Recently, I’ve been working on LED lighting for photo backdrops; I wanted to have lots of light washing down evenly. I ordered LED strips on Amazon: 5-meter rolls of the latest generation SMD 5630 LEDs, both Daylight and Warm White; also SMD 5050 RGB color-shifting strips. With all three kinds of strips, I’ll be able to dim and fade from day to night. Also ordered some 12v, 20A power supplies to drive it all, remarkably cheap.

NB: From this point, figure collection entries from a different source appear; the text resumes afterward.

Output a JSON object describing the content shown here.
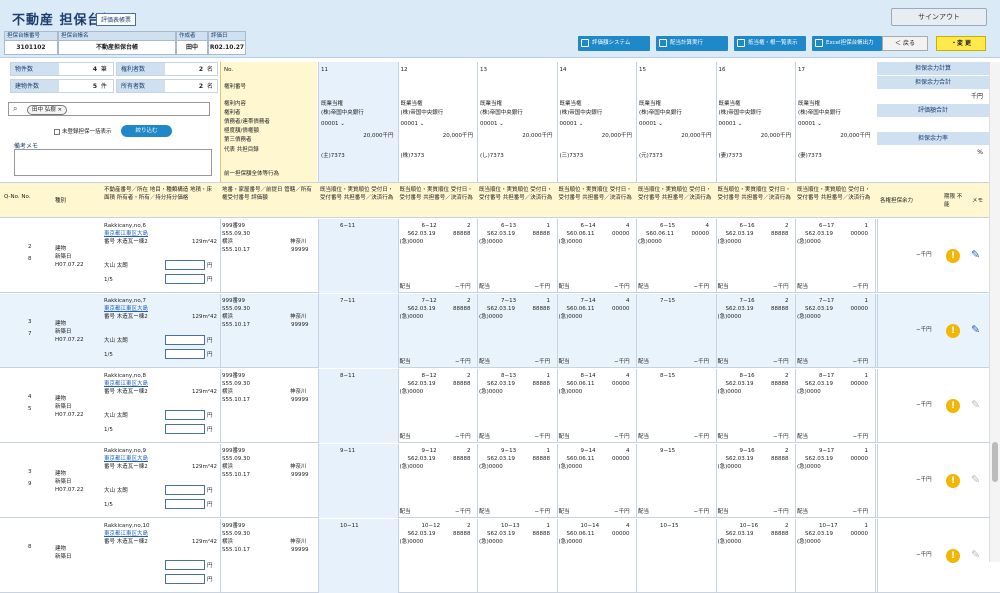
{
  "app": {
    "title": "不動産 担保台帳",
    "badge": "評価表帳票",
    "signout": "サインアウト"
  },
  "master": [
    {
      "label": "担保台帳番号",
      "value": "3101102"
    },
    {
      "label": "担保台帳名",
      "value": "不動産担保台帳"
    },
    {
      "label": "作成者",
      "value": "田中"
    },
    {
      "label": "評価日",
      "value": "R02.10.27"
    }
  ],
  "toolbar": {
    "btn1": "評価額システム",
    "btn2": "配当計算実行",
    "btn3": "抵当権・根一覧表示",
    "btn4": "Excel担保台帳出力",
    "back": "＜ 戻る",
    "change": "・変 更"
  },
  "stats": [
    {
      "k": "物件数",
      "n": "4",
      "u": "筆",
      "k2": "権利者数",
      "n2": "2",
      "u2": "名"
    },
    {
      "k": "建物件数",
      "n": "5",
      "u": "件",
      "k2": "所有者数",
      "n2": "2",
      "u2": "名"
    }
  ],
  "search": {
    "chip": "田中 弘樹 ×",
    "checkbox": "未登録担保一括表示",
    "narrow": "絞り込む",
    "memo_label": "備考メモ"
  },
  "colhead": {
    "no": "No.",
    "right_no": "権利番号",
    "lines": [
      "権利内容",
      "権利者",
      "債務者/連帯債務者",
      "極度額/債権額",
      "第三債務者",
      "代表 共担目録"
    ],
    "foot": "前一担保額全体等行為"
  },
  "cols": [
    {
      "n": "11",
      "a": "既業当権",
      "b": "(株)帝国中央銀行",
      "c": "00001",
      "amt": "20,000千円",
      "d": "(主)7373"
    },
    {
      "n": "12",
      "a": "既業当権",
      "b": "(株)帝国中央銀行",
      "c": "00001",
      "amt": "20,000千円",
      "d": "(株)7373"
    },
    {
      "n": "13",
      "a": "既業当権",
      "b": "(株)帝国中央銀行",
      "c": "00001",
      "amt": "20,000千円",
      "d": "(し)7373"
    },
    {
      "n": "14",
      "a": "既業当権",
      "b": "(株)帝国中央銀行",
      "c": "00001",
      "amt": "20,000千円",
      "d": "(三)7373"
    },
    {
      "n": "15",
      "a": "既業当権",
      "b": "(株)帝国中央銀行",
      "c": "00001",
      "amt": "20,000千円",
      "d": "(元)7373"
    },
    {
      "n": "16",
      "a": "既業当権",
      "b": "(株)帝国中央銀行",
      "c": "00001",
      "amt": "20,000千円",
      "d": "(妻)7373"
    },
    {
      "n": "17",
      "a": "既業当権",
      "b": "(株)帝国中央銀行",
      "c": "00001",
      "amt": "20,000千円",
      "d": "(妻)7373"
    }
  ],
  "subhead": {
    "c1": "Q-No. No.",
    "c2": "種別",
    "c3": "不動産番号／所在 地目・種類構造 地積・床面積 所有者・所有／持分持分価格",
    "c4": "地番・家屋番号／前提日 管轄／所有権受付番号 評価額",
    "col": "既当順位・実質順位 受付日・受付番号 共担番号／決済行為",
    "rp1": "各権担保余力",
    "rp2": "期限 不能",
    "rp3": "メモ"
  },
  "rightpanel": {
    "h1": "担保余力計算",
    "h2": "担保余力合計",
    "v2": "千円",
    "h3": "評価額合計",
    "h4": "担保余力率",
    "v4": "%"
  },
  "rows": [
    {
      "qno": "2",
      "no": "8",
      "kind": "建物",
      "kind2": "新築日",
      "date": "H07.07.22",
      "ref": "Rakkicany,no,6",
      "link": "東京都江東区大島",
      "l3": "番号 木造瓦ー棟2",
      "area": "129m²42",
      "own": "大山 太朗",
      "frac": "1/5",
      "b1": "999番99",
      "b2": "S55.09.30",
      "b3": "横浜",
      "b4": "神奈川",
      "b5": "S55.10.17",
      "b6": "99999",
      "first": "6−11",
      "cells": [
        {
          "t": "6−12",
          "n": "2",
          "d": "S62.03.19",
          "v": "88888",
          "r": "(急)0000"
        },
        {
          "t": "6−13",
          "n": "1",
          "d": "S62.03.19",
          "v": "88888",
          "r": "(急)0000"
        },
        {
          "t": "6−14",
          "n": "4",
          "d": "S60.06.11",
          "v": "00000",
          "r": "(急)0000"
        },
        {
          "t": "6−15",
          "n": "4",
          "d": "S60.06.11",
          "v": "00000",
          "r": "(急)0000"
        },
        {
          "t": "6−16",
          "n": "2",
          "d": "S62.03.19",
          "v": "88888",
          "r": "(急)0000"
        },
        {
          "t": "6−17",
          "n": "1",
          "d": "S62.03.19",
          "v": "00000",
          "r": "(急)0000"
        }
      ],
      "foot": "配当",
      "yen": "−千円",
      "margin": "−千円",
      "alt": false
    },
    {
      "qno": "3",
      "no": "7",
      "kind": "建物",
      "kind2": "新築日",
      "date": "H07.07.22",
      "ref": "Rakkicany,no,7",
      "link": "東京都江東区大島",
      "l3": "番号 木造瓦ー棟2",
      "area": "129m²42",
      "own": "大山 太朗",
      "frac": "1/5",
      "b1": "999番99",
      "b2": "S55.09.30",
      "b3": "横浜",
      "b4": "神奈川",
      "b5": "S55.10.17",
      "b6": "99999",
      "first": "7−11",
      "cells": [
        {
          "t": "7−12",
          "n": "2",
          "d": "S62.03.19",
          "v": "88888",
          "r": "(急)0000"
        },
        {
          "t": "7−13",
          "n": "1",
          "d": "S62.03.19",
          "v": "88888",
          "r": "(急)0000"
        },
        {
          "t": "7−14",
          "n": "4",
          "d": "S60.06.11",
          "v": "00000",
          "r": "(急)0000"
        },
        {
          "t": "7−15",
          "n": "",
          "d": "",
          "v": "",
          "r": ""
        },
        {
          "t": "7−16",
          "n": "2",
          "d": "S62.03.19",
          "v": "88888",
          "r": "(急)0000"
        },
        {
          "t": "7−17",
          "n": "1",
          "d": "S62.03.19",
          "v": "00000",
          "r": "(急)0000"
        }
      ],
      "foot": "配当",
      "yen": "−千円",
      "margin": "−千円",
      "alt": true
    },
    {
      "qno": "4",
      "no": "5",
      "kind": "建物",
      "kind2": "新築日",
      "date": "H07.07.22",
      "ref": "Rakkicany,no,8",
      "link": "東京都江東区大島",
      "l3": "番号 木造瓦ー棟2",
      "area": "129m²42",
      "own": "大山 太朗",
      "frac": "1/5",
      "b1": "999番99",
      "b2": "S55.09.30",
      "b3": "横浜",
      "b4": "神奈川",
      "b5": "S55.10.17",
      "b6": "99999",
      "first": "8−11",
      "cells": [
        {
          "t": "8−12",
          "n": "2",
          "d": "S62.03.19",
          "v": "88888",
          "r": "(急)0000"
        },
        {
          "t": "8−13",
          "n": "1",
          "d": "S62.03.19",
          "v": "88888",
          "r": "(急)0000"
        },
        {
          "t": "8−14",
          "n": "4",
          "d": "S60.06.11",
          "v": "00000",
          "r": "(急)0000"
        },
        {
          "t": "8−15",
          "n": "",
          "d": "",
          "v": "",
          "r": ""
        },
        {
          "t": "8−16",
          "n": "2",
          "d": "S62.03.19",
          "v": "88888",
          "r": "(急)0000"
        },
        {
          "t": "8−17",
          "n": "1",
          "d": "S62.03.19",
          "v": "00000",
          "r": "(急)0000"
        }
      ],
      "foot": "配当",
      "yen": "−千円",
      "margin": "−千円",
      "alt": false
    },
    {
      "qno": "3",
      "no": "9",
      "kind": "建物",
      "kind2": "新築日",
      "date": "H07.07.22",
      "ref": "Rakkicany,no,9",
      "link": "東京都江東区大島",
      "l3": "番号 木造瓦ー棟2",
      "area": "129m²42",
      "own": "大山 太朗",
      "frac": "1/5",
      "b1": "999番99",
      "b2": "S55.09.30",
      "b3": "横浜",
      "b4": "神奈川",
      "b5": "S55.10.17",
      "b6": "99999",
      "first": "9−11",
      "cells": [
        {
          "t": "9−12",
          "n": "2",
          "d": "S62.03.19",
          "v": "88888",
          "r": "(急)0000"
        },
        {
          "t": "9−13",
          "n": "1",
          "d": "S62.03.19",
          "v": "88888",
          "r": "(急)0000"
        },
        {
          "t": "9−14",
          "n": "4",
          "d": "S60.06.11",
          "v": "00000",
          "r": "(急)0000"
        },
        {
          "t": "9−15",
          "n": "",
          "d": "",
          "v": "",
          "r": ""
        },
        {
          "t": "9−16",
          "n": "2",
          "d": "S62.03.19",
          "v": "88888",
          "r": "(急)0000"
        },
        {
          "t": "9−17",
          "n": "1",
          "d": "S62.03.19",
          "v": "00000",
          "r": "(急)0000"
        }
      ],
      "foot": "配当",
      "yen": "−千円",
      "margin": "−千円",
      "alt": false
    },
    {
      "qno": "8",
      "no": "",
      "kind": "建物",
      "kind2": "新築日",
      "date": "",
      "ref": "Rakkicany,no,10",
      "link": "東京都江東区大島",
      "l3": "番号 木造瓦ー棟2",
      "area": "129m²42",
      "own": "",
      "frac": "",
      "b1": "999番99",
      "b2": "S55.09.30",
      "b3": "横浜",
      "b4": "神奈川",
      "b5": "S55.10.17",
      "b6": "99999",
      "first": "10−11",
      "cells": [
        {
          "t": "10−12",
          "n": "2",
          "d": "S62.03.19",
          "v": "88888",
          "r": "(急)0000"
        },
        {
          "t": "10−13",
          "n": "1",
          "d": "S62.03.19",
          "v": "88888",
          "r": "(急)0000"
        },
        {
          "t": "10−14",
          "n": "4",
          "d": "S60.06.11",
          "v": "00000",
          "r": "(急)0000"
        },
        {
          "t": "10−15",
          "n": "",
          "d": "",
          "v": "",
          "r": ""
        },
        {
          "t": "10−16",
          "n": "2",
          "d": "S62.03.19",
          "v": "88888",
          "r": "(急)0000"
        },
        {
          "t": "10−17",
          "n": "1",
          "d": "S62.03.19",
          "v": "00000",
          "r": "(急)0000"
        }
      ],
      "foot": "",
      "yen": "−千円",
      "margin": "−千円",
      "alt": false
    }
  ]
}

To support the LEDs, I ripped up and planed a bunch of cheap but pretty clear 2"x 6”x 10’ red cedar boards from Home Depot with one 45-degree face, see photos. I kerfed the portions that needed to curve around corners and soaked them overnight in a hot water/detergent solution to make it easier to bend them to fit. I used ¾” plywood sweeps to support the cedar around the curves and nailed the wet wood to the plywood. Trial and error is good. If they snap, you need shallower kerfs or more soaking. But if they do crack in a spot or two you can glue them with a thin reinforcing wood scrap. I’ve painted the 45-degree face and the narrow strip that faces straight down with white high-gloss alkalyd enamel (water-clean-up, low odor) so that the double-stick tape for LED mounting will really stick even when they get hot. No tapes stick well to raw wood.

I’ve done a variation of this before on other parts of the layout and have learned some tough lessons, e.g. DON’T get waterproof LED rolls with a clear plastic coating; they yellow badly over time. Also, the tape that comes on the back of the strips has often turned out to be insufficiently sticky when hot and they start to fall off: BAD. However, I now mount the LED strips over gray 3M VHB foam tape ordered by the roll from U-Line online; it never fails. I’m using 1” wide VHB tape on the bevel and ½” on the flat.

Once the LED’s are mounted and wired to the power supplies, I add 8” wide, ⅛” thick, Luan plywood valences, painted blue to match the sky on the backdrops. I’ll use 2-pin Molex crimp-pin plugs so that I can easily replace strips in the future if needed and #18 x 2 thermostat wire from the supplies to the strips. Photos attached. The pre-existing track lights will be redirected away from the backdrops to highlight things on the layout. They are uneven and create hot spots on the backdrop.

Anyway, a somewhat time-consuming project, but I got nothing but time.